Between us sinners and the thunderclouds of divine wrath stands the cross of the Lord Jesus. If we are Christ’s, through faith, then we are justified through his cross, and the wrath will never touch us, neither here nor hereafter. (156) 

  • Where are you tempted to shy away from thinking or talking about the wrath of God?
  • How does meditating on the wrath of God help us to treasure the grace of God more?
  • How does meditating on the wrath of God compel us to witness to our neighbor more?
Chapter 16


Note then the kindness and the severity of God: severity toward those who have fallen, but God’s kindness to you, provided you continue in his kindness. Otherwise you too will be cut off.” (Rom 11:22)

To rightly know God is to know the relationship between God’s goodness and severity.

What is the relationship between God’s goodness and God’s severity? In this chapter, Packer wants us to rightly know God by understanding the relationship between His goodness and severity. In doing so, he wants to appreciate God’s goodness, patience, and discipline in our lives (Heb 12:3-11; 2 Pet 3:8-9).

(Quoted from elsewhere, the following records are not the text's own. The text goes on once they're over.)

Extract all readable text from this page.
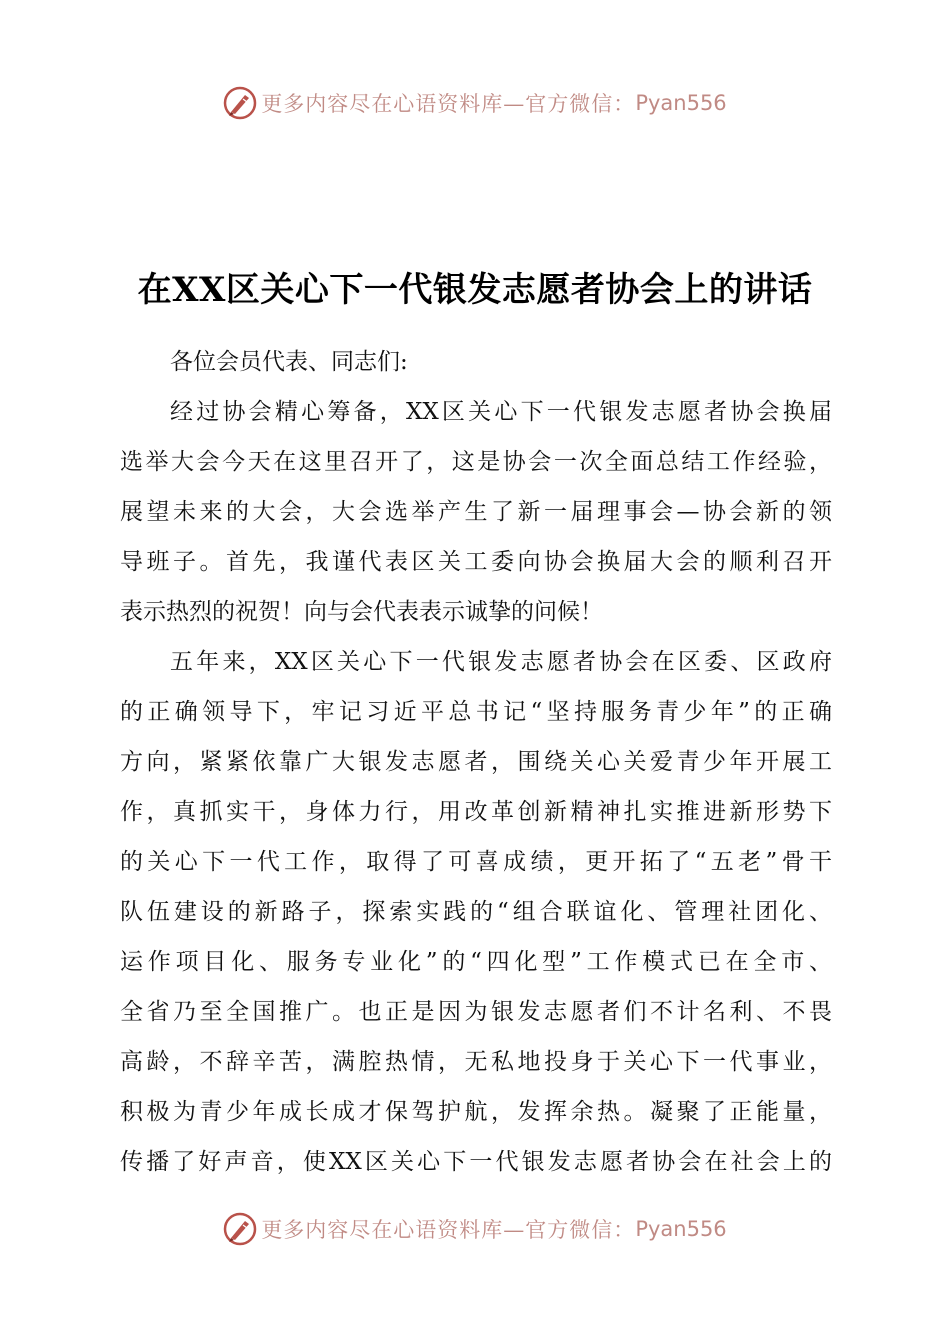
更多内容尽在心语资料库—官方微信： Pyan556
在XX区关心下一代银发志愿者协会上的讲话
各位会员代表、同志们:
经过协会精心筹备，XX区关心下一代银发志愿者协会换届
选举大会今天在这里召开了，这是协会一次全面总结工作经验，
展望未来的大会，大会选举产生了新一届理事会—协会新的领
导班子。首先，我谨代表区关工委向协会换届大会的顺利召开
表示热烈的祝贺！向与会代表表示诚挚的问候！
五年来，XX区关心下一代银发志愿者协会在区委、区政府
的正确领导下，牢记习近平总书记“坚持服务青少年”的正确
方向，紧紧依靠广大银发志愿者，围绕关心关爱青少年开展工
作，真抓实干，身体力行，用改革创新精神扎实推进新形势下
的关心下一代工作，取得了可喜成绩，更开拓了“五老”骨干
队伍建设的新路子，探索实践的“组合联谊化、管理社团化、
运作项目化、服务专业化”的“四化型”工作模式已在全市、
全省乃至全国推广。也正是因为银发志愿者们不计名利、不畏
高龄，不辞辛苦，满腔热情，无私地投身于关心下一代事业，
积极为青少年成长成才保驾护航，发挥余热。凝聚了正能量，
传播了好声音，使XX区关心下一代银发志愿者协会在社会上的
更多内容尽在心语资料库—官方微信： Pyan556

  1. Separating the goodness and severity of God. What is the danger in divorcing God’s goodness from God’s severity? Ultimately, it leads to a Santa Claus theology where “sins create no problem, and atonement becomes needless” (160). The problem with this dangerous thinking is that “it cannot cope with the fact of evil” because “a God who is all goodness and no severity tends to confirm men in a fatalistic and pessimistic attitude to life” (160). Therefore, when people divorce God’s goodness from His severity, they “say they believe in God, but they have no idea who it is that they believe in, or what difference believing in him may make” (159).
  2. Understanding the goodness and severity of God. What can rescue us from a life of despair when facing the problem of evil? It is only by understanding how the goodness and severity of God relate to one another according to Scripture. When Scripture talks about the goodness of God, it’s what prompts His “people to call him perfect, and in particular of the generosity which moves them to call him merciful and gracious and to speak of his love” (p. 161; Ps 107). When Scripture talks about the severity (“cutting off”) of God, it does so by pointing to how patient His severity is because “those who decline to respond to God’s goodness by repentance, and faith, and trust, and submission to his will, cannot wonder or complain if sooner or later the tokens of his goodness are withdrawn” (p. 164; Rm 2:1-5).
  3. Appreciating the goodness and discipline of God. How are we to appreciate the goodness and discipline of God in our lives as a believer? We appreciate the goodness of God by meditating that “Calvary is the measure of the goodness of God” (165). We appreciate the patience of God by learning “to marvel at his patience, and seek grace to imitate it in your dealings with others” (165). We appreciate the discipline of God by remembering that “it is a discipline of love, and it must be received accordingly” (p. 166; Ps 119:71; Heb 12:3-11).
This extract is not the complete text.